Like it or not, Adobe dragged consumers into the era of subscription-based software. And from the looks of it, it’s paying off.
Last Thursday, Adobe revealed, for the ninth quarter in a row, that the San Jose, California-based company beat out analysts’ expectations, more than doubling its net profit year over year, from $88 million to $222 million.
Fueling this increase in profits were 833,000 new Creative Cloud subscribers gained in the fourth quarter of this fiscal year alone – almost 155,000 more subscribers than expected, and roughly 65,000 each week.
Of all Creative Cloud subscribers, Adobe says 52% are paying for their complete plan, which comes in at $50 without an educational discount. The rest are buying up smaller plans or individual licenses, with Lightroom CC being the fastest growing.
Naturally, investors were impressed with the numbers, causing Adobe’s stock to jump to the highest price ever – just shy of $94 as of publishing this.
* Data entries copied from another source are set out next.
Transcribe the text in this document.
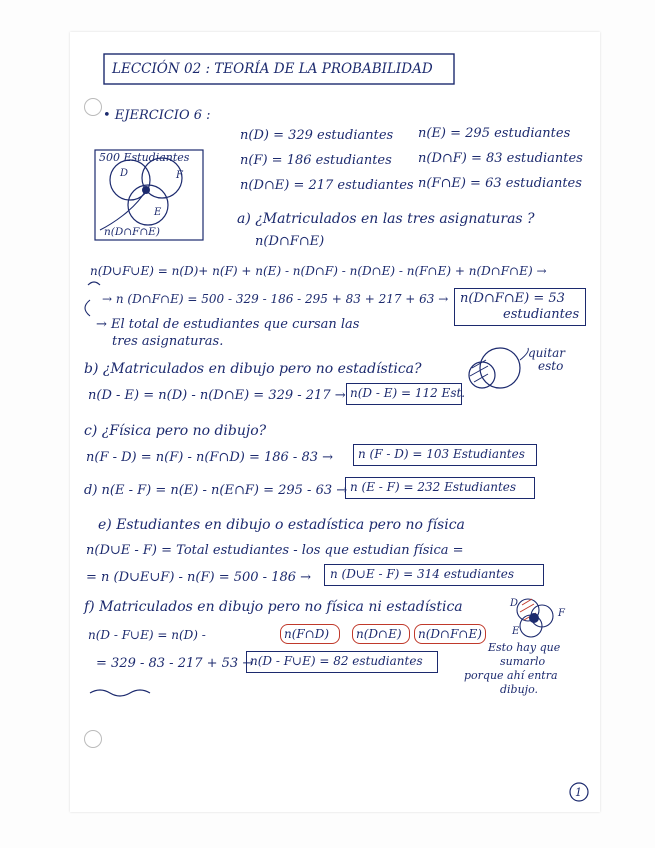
LECCIÓN 02 : TEORÍA DE LA PROBABILIDAD
• EJERCICIO 6 :
500 Estudiantes
D	F
E
n(D∩F∩E)
n(D) = 329 estudiantes
n(F) = 186 estudiantes
n(D∩E) = 217 estudiantes
n(E) = 295 estudiantes
n(D∩F) = 83 estudiantes
n(F∩E) = 63 estudiantes
a) ¿Matriculados en las tres asignaturas ?
n(D∩F∩E)
n(D∪F∪E) = n(D)+ n(F) + n(E) - n(D∩F) - n(D∩E) - n(F∩E) + n(D∩F∩E) →
→ n (D∩F∩E) = 500 - 329 - 186 - 295 + 83 + 217 + 63 → n(D∩F∩E) = 53
estudiantes
→ El total de estudiantes que cursan las
tres asignaturas.
b) ¿Matriculados en dibujo pero no estadística?
n(D - E) = n(D) - n(D∩E) = 329 - 217 → n(D - E) = 112 Est.
quitar
esto
c) ¿Física pero no dibujo?
n(F - D) = n(F) - n(F∩D) = 186 - 83 → n (F - D) = 103 Estudiantes
d) n(E - F) = n(E) - n(E∩F) = 295 - 63 → n (E - F) = 232 Estudiantes
e) Estudiantes en dibujo o estadística pero no física
n(D∪E - F) = Total estudiantes - los que estudian física =
= n (D∪E∪F) - n(F) = 500 - 186 → n (D∪E - F) = 314 estudiantes
f) Matriculados en dibujo pero no física ni estadística
n(D - F∪E) = n(D) -	n(F∩D) n(D∩E) n(D∩F∩E)
= 329 - 83 - 217 + 53 →
n(D - F∪E) = 82 estudiantes
Esto hay que
sumarlo
porque ahí entra
dibujo.
D
F
E
1
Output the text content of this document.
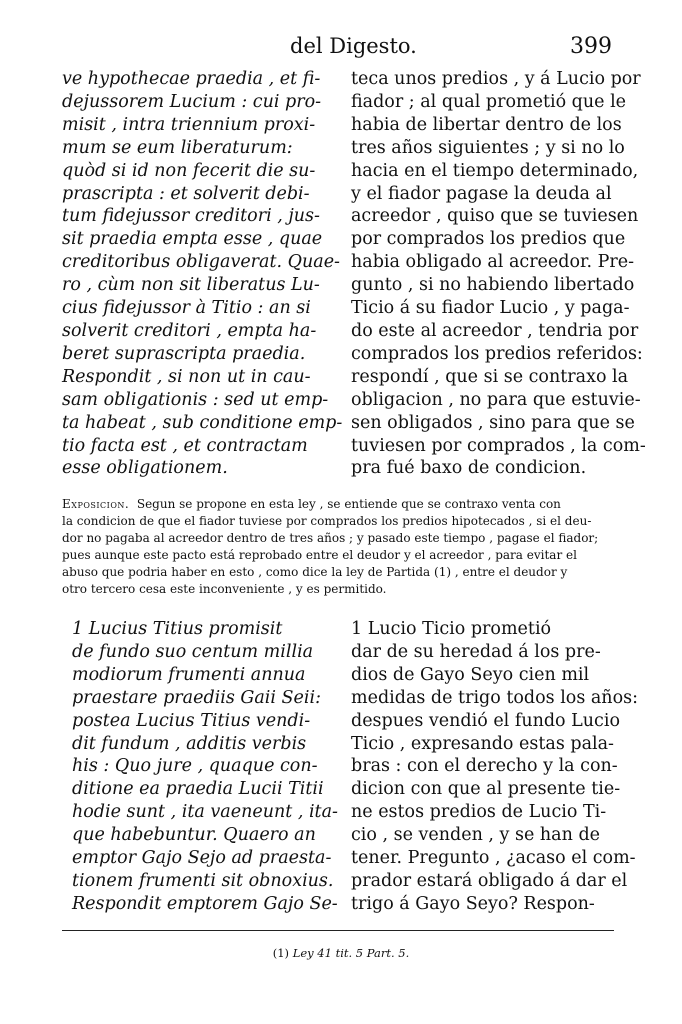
del Digesto.	399
ve hypothecae praedia , et fi-
dejussorem Lucium : cui pro-
misit , intra triennium proxi-
mum se eum liberaturum:
quòd si id non fecerit die su-
prascripta : et solverit debi-
tum fidejussor creditori , jus-
sit praedia empta esse , quae
creditoribus obligaverat. Quae-
ro , cùm non sit liberatus Lu-
cius fidejussor à Titio : an si
solverit creditori , empta ha-
beret suprascripta praedia.
Respondit , si non ut in cau-
sam obligationis : sed ut emp-
ta habeat , sub conditione emp-
tio facta est , et contractam
esse obligationem.
teca unos predios , y á Lucio por
fiador ; al qual prometió que le
habia de libertar dentro de los
tres años siguientes ; y si no lo
hacia en el tiempo determinado,
y el fiador pagase la deuda al
acreedor , quiso que se tuviesen
por comprados los predios que
habia obligado al acreedor. Pre-
gunto , si no habiendo libertado
Ticio á su fiador Lucio , y paga-
do este al acreedor , tendria por
comprados los predios referidos:
respondí , que si se contraxo la
obligacion , no para que estuvie-
sen obligados , sino para que se
tuviesen por comprados , la com-
pra fué baxo de condicion.
Exposicion. Segun se propone en esta ley , se entiende que se contraxo venta con
la condicion de que el fiador tuviese por comprados los predios hipotecados , si el deu-
dor no pagaba al acreedor dentro de tres años ; y pasado este tiempo , pagase el fiador;
pues aunque este pacto está reprobado entre el deudor y el acreedor , para evitar el
abuso que podria haber en esto , como dice la ley de Partida (1) , entre el deudor y
otro tercero cesa este inconveniente , y es permitido.
1 Lucius Titius promisit
de fundo suo centum millia
modiorum frumenti annua
praestare praediis Gaii Seii:
postea Lucius Titius vendi-
dit fundum , additis verbis
his : Quo jure , quaque con-
ditione ea praedia Lucii Titii
hodie sunt , ita vaeneunt , ita-
que habebuntur. Quaero an
emptor Gajo Sejo ad praesta-
tionem frumenti sit obnoxius.
Respondit emptorem Gajo Se-
1 Lucio Ticio prometió
dar de su heredad á los pre-
dios de Gayo Seyo cien mil
medidas de trigo todos los años:
despues vendió el fundo Lucio
Ticio , expresando estas pala-
bras : con el derecho y la con-
dicion con que al presente tie-
ne estos predios de Lucio Ti-
cio , se venden , y se han de
tener. Pregunto , ¿acaso el com-
prador estará obligado á dar el
trigo á Gayo Seyo? Respon-
(1) Ley 41 tit. 5 Part. 5.
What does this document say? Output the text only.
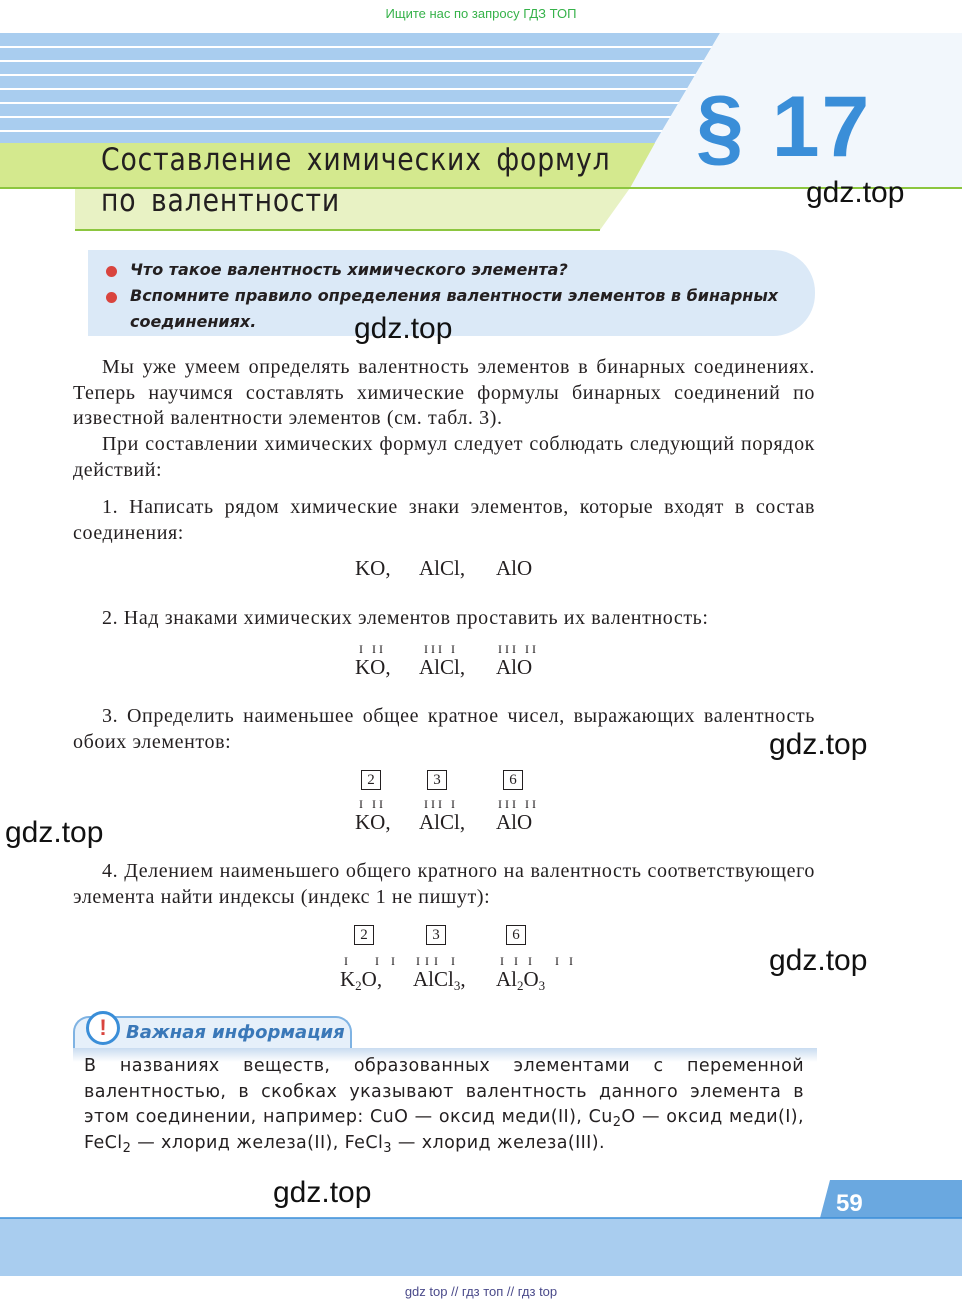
Ищите нас по запросу ГДЗ ТОП
§ 17
gdz.top
Составление химических формул
по валентности
Что такое валентность химического элемента?
Вспомните правило определения валентности элементов в бинарных соединениях.	gdz.top
Мы уже умеем определять валентность элементов в бинарных соединениях. Теперь научимся составлять химические формулы бинарных соединений по известной валентности элементов (см. табл. 3).
При составлении химических формул следует соблюдать следующий порядок действий:
1. Написать рядом химические знаки элементов, которые входят в состав соединения:
KO, AlCl, AlO
2. Над знаками химических элементов проставить их валентность:
I II	III I	III II
KO, AlCl, AlO
3. Определить наименьшее общее кратное чисел, выражающих валентность обоих элементов:	gdz.top
2	3	6
I II	III I	III II
KO, AlCl, AlO
gdz.top
4. Делением наименьшего общего кратного на валентность соответствующего элемента найти индексы (индекс 1 не пишут):
2	3	6
I II III I	III II
$K_2O$, AlCl$_3$, $Al_2O_3$
gdz.top
!	Важная информация
В названиях веществ, образованных элементами с переменной валентностью, в скобках указывают валентность данного элемента в этом соединении, например: CuO — оксид меди(II), $Cu_2O$ — оксид меди(I), FeCl$_2$ — хлорид железа(II), FeCl$_3$ — хлорид железа(III).
gdz.top	59
gdz top // гдз топ // гдз top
One way of looking at this news is to say the Adobe is pulling more money than ever from the pockets of the creative community, a fear many had when Adobe shied away from their traditional full-installation purchases.
But, when you look at the numbers, that doesn’t appear to be the case. According to ProDesignTools, Adobe has surpassed 6.1 million paid subscribers for its Creative Cloud lineup, almost half of the 12.8 million customers it had using older Creative Suite programs (which took ten years to amass, as opposed to the three and a half years its taken Creative Cloud).
The reasons for this are multi-faceted, but the biggest one that comes to mind is that the barrier to entry is lower now than ever before. No longer does a photographer, musician or cinematographer have to shell out $700 for a program upfront.
As succinctly summarized by Adobe Chief Financial Officer Mark Garrett in speaking to Reuters, ‘[Creative Cloud] is growing the most because it’s attracting new users […] hobbyists and consumers and people that would never buy the Creative products before, so it’s expanded our market opportunity.’
What are your thoughts on the numbers? Is Adobe taking more money out of your pockets? Or is the subscription-based solution attracting more users than before?